De Beers’ branding effort has the diamond world concerned on two counts. The first is at the trade level, where it has promised “better” goods to suppliers who develop consumer brands. The theory is that the more money spent on promoting diamonds to the consumer by diamond manufacturers who are trying to establish “brands,” the more the consumer will buy “branded” goods from retailers.

At the same time, De Beers is entering the retail scene in partnership with LVMH, opening retail jewelry stores in key markets around the world. Establishing the De Beers name as a viable consumer brand also will drive the diamond business at retail to new and higher levels and return diamond jewelry to its rightful place in the luxury goods category.

If you listen to the financial commentators on CNBC or the other networks, you’ll hear the word “model” used with regularity. “Financial model,” “marketing model,” “operations model” are new code words of the business world, e.g., “If only Kmart had used the Wal-Mart model, it wouldn’t have failed.” The theory includes the term “best practices,” wherein if you follow a particular way to do something, you will enjoy the same success as the originator.

Years ago, at an ArtCarved sales conference, speaker Bill Gove presented a principle in psychology that applies here. Gove made the point that in raising children, you have to recognize differences in each child and focus on their strengths, not their weaknesses. He noted that the more you encourage a child to become more like someone else, the less like themselves they become. He concluded by encouraging the ArtCarved sales force to focus on their own individual strengths, because that’s what makes each of us successful.
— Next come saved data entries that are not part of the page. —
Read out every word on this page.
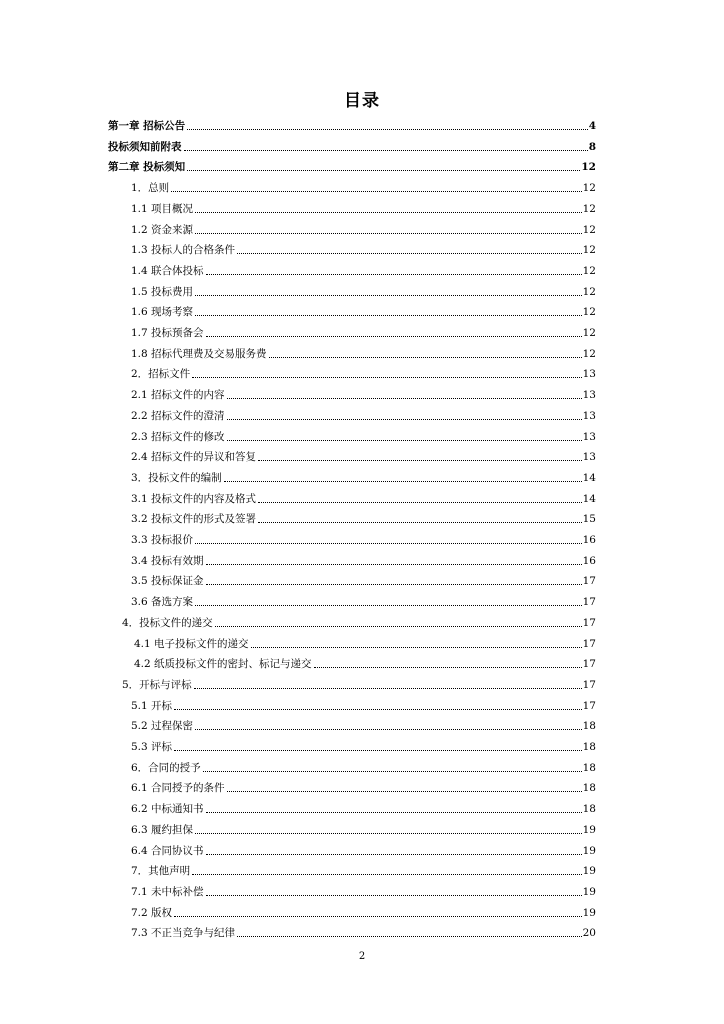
目录
第一章 招标公告	4
投标须知前附表	8
第二章 投标须知	12
1．总则	12
1.1 项目概况	12
1.2 资金来源	12
1.3 投标人的合格条件	12
1.4 联合体投标	12
1.5 投标费用	12
1.6 现场考察	12
1.7 投标预备会	12
1.8 招标代理费及交易服务费	12
2．招标文件	13
2.1 招标文件的内容	13
2.2 招标文件的澄清	13
2.3 招标文件的修改	13
2.4 招标文件的异议和答复	13
3．投标文件的编制	14
3.1 投标文件的内容及格式	14
3.2 投标文件的形式及签署	15
3.3 投标报价	16
3.4 投标有效期	16
3.5 投标保证金	17
3.6 备选方案	17
4．投标文件的递交	17
4.1 电子投标文件的递交	17
4.2 纸质投标文件的密封、标记与递交	17
5．开标与评标	17
5.1 开标	17
5.2 过程保密	18
5.3 评标	18
6．合同的授予	18
6.1 合同授予的条件	18
6.2 中标通知书	18
6.3 履约担保	19
6.4 合同协议书	19
7．其他声明	19
7.1 未中标补偿	19
7.2 版权	19
7.3 不正当竞争与纪律	20
2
The same principle applies to business. The strength of the retail jewelry business is its diversity. Each segment has carved its own niche—from independents, to regional and national chains, to the Wal-Marts of the world.

Modeling—or, more accurately, homogenizing—retail at any level breeds a sameness that causes consumers to wonder what store they are visiting. Have you ever noticed the sameness of the various department stores? Am I in Strawbridge’s, Macy’s, or Bloomingdales? Am I in Zale, Littman’s, or Kay?

Some operational elements lend themselves to modeling. Branding and all that is part of the marketing mix is not one of them. The more you change to become like someone else, the less like you you are!